Los Honrados Viejos del Salvador, a hospital founded in the mid-fourteenth century by a Brotherhood of plural composition at the request of Bishop Narváez, to protect helpless old Christians, radically renovated their property in such a way that basically what has come down to us belongs to the Renaissance. The Institution's benefactor was the famous secretary of the Emperor Carlos V, Francisco de los Cobos, from Ubetense, who assigned them an annual income of 100 ducats for the land they had given him for the construction of his funeral Chapel in El Salvador.

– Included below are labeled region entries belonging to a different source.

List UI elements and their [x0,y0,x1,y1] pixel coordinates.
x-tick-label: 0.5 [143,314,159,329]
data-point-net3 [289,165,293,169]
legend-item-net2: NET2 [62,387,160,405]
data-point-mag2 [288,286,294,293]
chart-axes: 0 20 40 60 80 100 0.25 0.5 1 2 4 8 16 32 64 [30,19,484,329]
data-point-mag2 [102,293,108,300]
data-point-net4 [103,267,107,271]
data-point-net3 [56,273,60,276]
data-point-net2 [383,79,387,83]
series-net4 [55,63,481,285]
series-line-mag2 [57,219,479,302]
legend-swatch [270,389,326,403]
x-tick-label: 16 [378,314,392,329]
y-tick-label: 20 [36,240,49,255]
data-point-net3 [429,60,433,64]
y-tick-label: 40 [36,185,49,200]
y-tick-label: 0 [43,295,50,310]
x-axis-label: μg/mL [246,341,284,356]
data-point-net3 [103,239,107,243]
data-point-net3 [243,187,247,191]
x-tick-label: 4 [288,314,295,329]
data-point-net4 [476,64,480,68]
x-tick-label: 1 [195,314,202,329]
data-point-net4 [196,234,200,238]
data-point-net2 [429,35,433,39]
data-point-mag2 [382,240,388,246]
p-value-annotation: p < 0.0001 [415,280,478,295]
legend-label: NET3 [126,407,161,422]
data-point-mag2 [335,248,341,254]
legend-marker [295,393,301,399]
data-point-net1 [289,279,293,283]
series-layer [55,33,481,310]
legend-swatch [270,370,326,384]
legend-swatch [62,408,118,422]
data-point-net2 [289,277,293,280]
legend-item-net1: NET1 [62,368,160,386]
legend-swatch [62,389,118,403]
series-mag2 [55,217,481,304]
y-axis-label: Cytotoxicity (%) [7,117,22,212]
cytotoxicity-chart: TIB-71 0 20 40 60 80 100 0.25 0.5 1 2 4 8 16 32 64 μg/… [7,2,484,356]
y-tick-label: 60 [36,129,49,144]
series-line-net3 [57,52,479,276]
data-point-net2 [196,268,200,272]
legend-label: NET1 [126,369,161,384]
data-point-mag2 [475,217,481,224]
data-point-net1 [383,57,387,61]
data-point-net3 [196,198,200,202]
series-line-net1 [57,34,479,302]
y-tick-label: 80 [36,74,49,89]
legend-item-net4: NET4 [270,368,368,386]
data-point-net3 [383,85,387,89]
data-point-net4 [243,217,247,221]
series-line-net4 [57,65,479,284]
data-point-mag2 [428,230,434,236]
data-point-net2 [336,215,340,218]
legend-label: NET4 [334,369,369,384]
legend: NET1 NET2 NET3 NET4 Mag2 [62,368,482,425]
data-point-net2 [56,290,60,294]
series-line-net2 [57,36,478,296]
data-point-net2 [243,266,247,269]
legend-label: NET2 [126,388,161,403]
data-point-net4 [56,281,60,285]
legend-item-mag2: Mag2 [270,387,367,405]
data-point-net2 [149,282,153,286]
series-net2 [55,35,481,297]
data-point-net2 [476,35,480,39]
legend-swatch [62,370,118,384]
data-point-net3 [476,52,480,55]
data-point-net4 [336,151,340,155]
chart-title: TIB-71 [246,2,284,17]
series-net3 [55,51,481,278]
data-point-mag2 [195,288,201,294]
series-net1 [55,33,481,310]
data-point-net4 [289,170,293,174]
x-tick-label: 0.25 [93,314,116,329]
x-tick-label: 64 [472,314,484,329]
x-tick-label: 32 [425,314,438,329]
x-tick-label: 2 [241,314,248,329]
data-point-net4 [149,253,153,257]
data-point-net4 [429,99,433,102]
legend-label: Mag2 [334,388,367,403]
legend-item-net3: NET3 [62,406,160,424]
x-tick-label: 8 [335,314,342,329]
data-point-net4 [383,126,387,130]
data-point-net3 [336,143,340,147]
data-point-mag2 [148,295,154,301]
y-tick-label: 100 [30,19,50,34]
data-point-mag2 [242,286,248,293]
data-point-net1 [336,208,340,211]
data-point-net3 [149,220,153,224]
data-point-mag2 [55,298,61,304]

Located near the head of the Sacred Chapel, from its old configuration, two arches in its courtyard, the chapel and the portal remain standing. In 1548 Andrés de Vandelvira gave the conditions to make the "room of the church of the ospital", data published by D. Fernando Chueca Goitia. A series of documents, released by V. M. Ruiz Fuentes, allow us to know more about the construction process. The material execution was carried out by the stonemason Antón Ruiz, also entrusted by Vandelvira, and the work was finished in 1551 and with a simple rectangular layout, which in 1563 the carpenter Juan Navarro covered with a wooden ceiling with beautiful ship's bow corbels with angels. , according to a project also by Andrés de Vandelvira.

Of the double pandas in the courtyard, the one that stands in front of the chapel is due to the stonemason Diego de Escalona, ??who, in 1552, gave plans and conditions, although we suppose that the works must have been carried out under the supervision of Vandelvira. The other, in line with the façade, was completed in 1581 following models by S. Serlio. The cover, dated 1567, was carved according to the plans and conditions of Andrés de Vandelvira by stonemasons Diego de Alcaraz, Martín López de Alcaraz and Pedro Hernández de Cantabrana. Aligned with the southern one of the Sacred Chapel, it is of a simpler and more serious invoice as corresponds to the Institution; It is articulated in two bodies, the ground floor with Doric columns on high bases that shelter the semicircular entrance arch, after the entablature the second body is traced following a typical Serlian composition, a semicircular arch as a niche to shelter the titular Saint and on the sides there are lintel windows, everything being framed by Ionic columns on which a second entablature rests. On the roof and -displaced from the façade- stands a simple belfry topped with a triangular pediment with a relief of God the Father.